/ 3 August 2001

The devil has the best toon

Akin Ojumu

The Grateful Dead singer Jerry Garcia has been the subject of numerous tributes after his death, but perhaps the most flattering came last year when he inspired the character of God in the short-lived animated series God, the Devil and Bob.

Given tongue by a languid James Garner, God, who seemingly hails from the West Coast, sports a potbelly, a Hawaiian shirt and a thick white beard. In the opposing corner stands the devil, voiced by Alan Cumming as a decadent cabaret host.

Deadheads loved the show, the critics too. It was sly and gently irreverent closer to The Simpsons and King of the Hill than, say, to South Park.

The series now on M-Net begins with a barroom bet between God and the devil. Can a slovenly Detroit carworker, Bob Alman, do enough good deeds to save the world? Each week, Alman faces a new moral dilemma armed with conflicting advice from his rival mentors. “My soul has become a battleground for a war between God and Satan,” Alman explains to his wife in an early episode. “But I know you’re just gonna make that sound weird.”

One plotline has Satan torment Alman by materialising as the cute boyfriend of his teenage daughter. But this animated tug of war between good and evil failed to reach biblical proportions in the United States; NBC pulled it following a wave of protest.

Religious groups complained, advertisers shied away and 22 of NBC’s local affiliates refused to air it.

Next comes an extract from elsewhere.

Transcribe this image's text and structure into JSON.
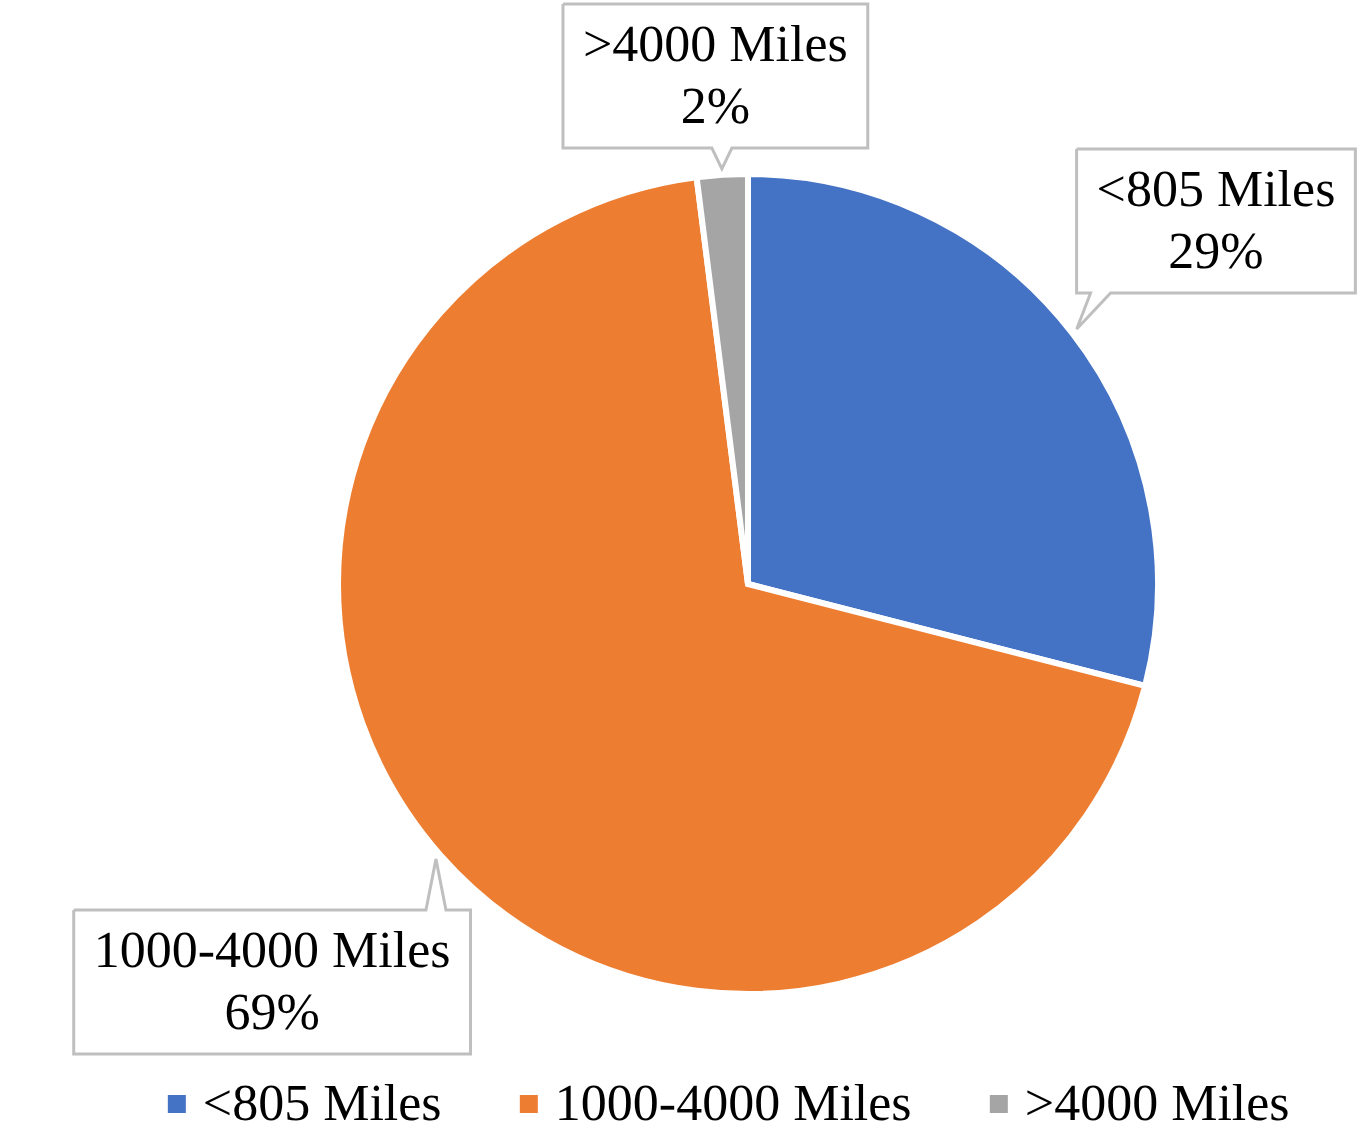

That’s more stations than refused the ground-breaking first series of NYPD Blue.

God, the Devil and Bob died in the US after four episodes. Outraged fans vented their frustration on its website.

Frankly, it is hard to see what all the fuss was about. Turning a latter-day Book of Job into prime-time entertainment may have been adventurous, but it was hardly blasphemous. And in this animated morality tale in contrast to the Jesus-Satan encounters in South Park a rather easy-going deity keeps the upper hand.

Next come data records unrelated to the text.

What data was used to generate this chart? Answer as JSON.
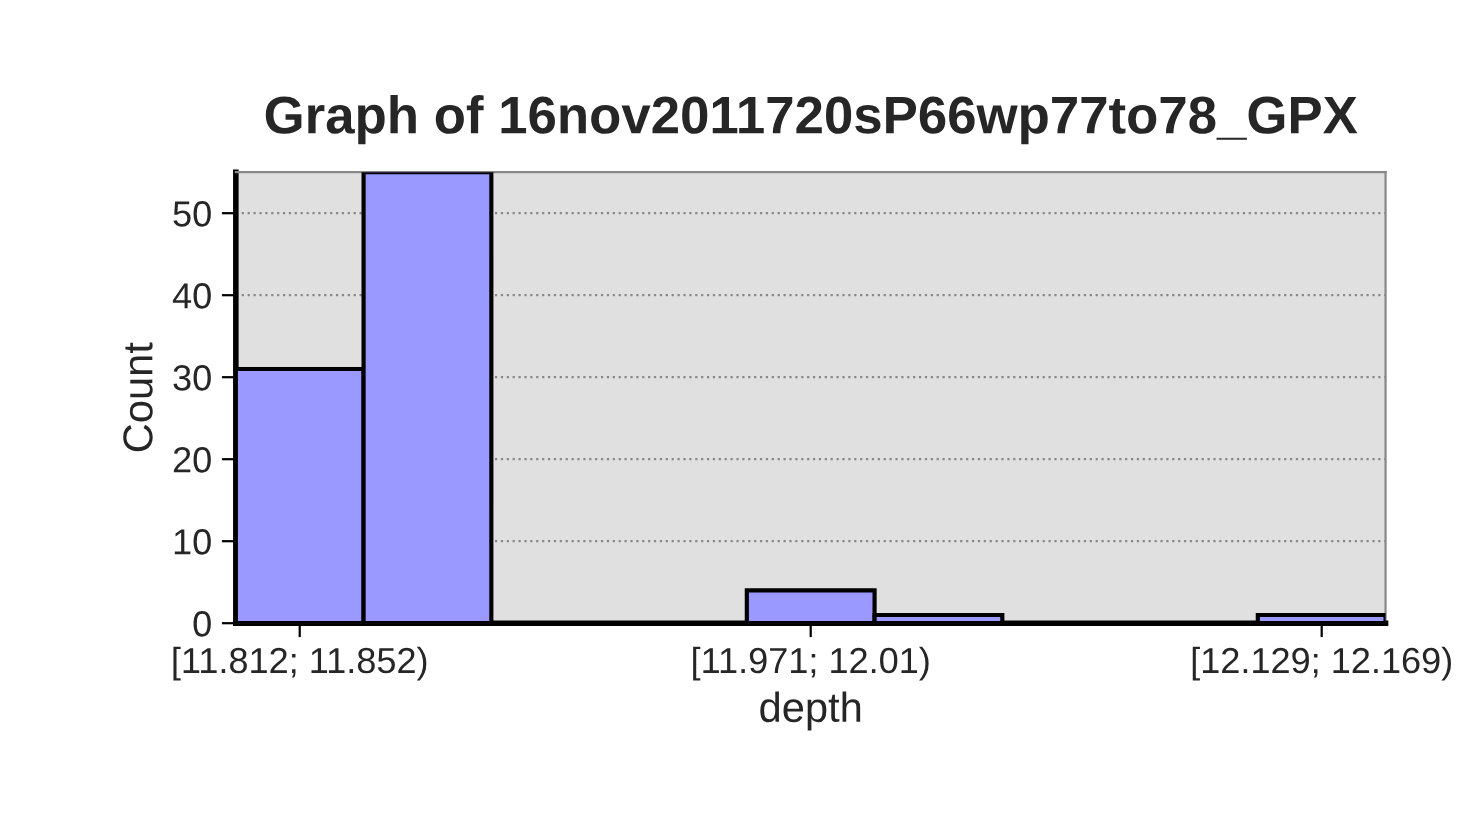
{
  "chart_data": {
    "type": "bar",
    "title": "Graph of 16nov2011720sP66wp77to78_GPX",
    "xlabel": "depth",
    "ylabel": "Count",
    "categories": [
      "[11.812; 11.852)",
      null,
      null,
      null,
      "[11.971; 12.01)",
      null,
      null,
      null,
      "[12.129; 12.169)"
    ],
    "values": [
      31,
      55,
      0,
      0,
      4,
      1,
      0,
      0,
      1
    ],
    "color": "#9999ff",
    "ylim": [
      0,
      55
    ],
    "yticks": [
      0,
      10,
      20,
      30,
      40,
      50
    ],
    "grid": "y"
  }
}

The show swipes at corporate miscreants Exxon, Microsoft rather than at the Scriptures. Making God an ageing, genial hippie was always liable to provoke the Bible Belt, but is entirely in harmony with the cartoon’s light, playful touch. “It’s not my intention to raise the red flag about religion,” says creator and producer Matthew Carlson. “I want to be irreverent. I’m not trying to make a major comment about religion. I don’t expect theologians to take all this seriously.”

With hindsight, it’s easy to accuse Carlson of naivety. Aside from the antics of television evangelists, religion has little place in mainstream US television. When it does feature, it’s handled with kid gloves, as in Highway to Heaven and, more recently, Touched by an Angel. But God, the Devil and Bob tested the prime-time boundaries at a time when politicians were keeping eagle eyes on the entertainment industry on the eve of the presidential election.

“It was a little risky for network television,” says New York Times critic Caryn James. ‘But compared to the type of shows you see on Comedy Central [South Park] or HBO [Sex and the City, The Sopranos], the content was relatively benign.”

James claims the show’s demise was hastened by modest ratings. Scheduled mid-season against ABC’s Who Wants to Be a Millionaire? God, the Devil and Bob certainly wasn’t an instant success. But NBC was suspiciously quick to cut its losses.

The fate of God, the Devil and Bob was similar to that of Clerks, a controversial animated series that, after repeated postponements, lasted just two episodes. Director Kevin Smith (Mallrats, Chasing Amy, Dogma) railed against ABC for their treatment of the cartoon. Smith’s view was that Clerks “really pushes the edge of the envelope, but … doesn’t push the edge of the envelope the way of kids sitting around saying ‘ass’ or ‘dick’.” It was still deemed too hot to broadcast in the US. One episode featured a gag about the Challenger space shuttle explosion in 1986.

The BBC apparently has no such qualms about God, the Devil and Bob. After buying the show last year, it held preview screenings for staff and religious groups, and received favourable feedback. Ernie Rae, head of religious programmes, compared it to a “modern morality tale”. And according to Sophie Turner Laing, the BBC’s controller of programme acquisitions: “The religious leaders who saw the film were quite optimistic that the show could deliver a religious message to an audience who might otherwise avoid one. I get the feeling that we are rather more tolerant. No one I have spoken to finds the show offensive.”

Interestingly, even in the States the casting of God as Jerry Garcia was seen as a plus point. “People thought that was pretty funny,” says the New York Times’s Caryn James. There may even be an additional bonus for viewers drawn to the kindly, bearded figure with the wise words. His teachings are widely available. Just look under G in any good record shop.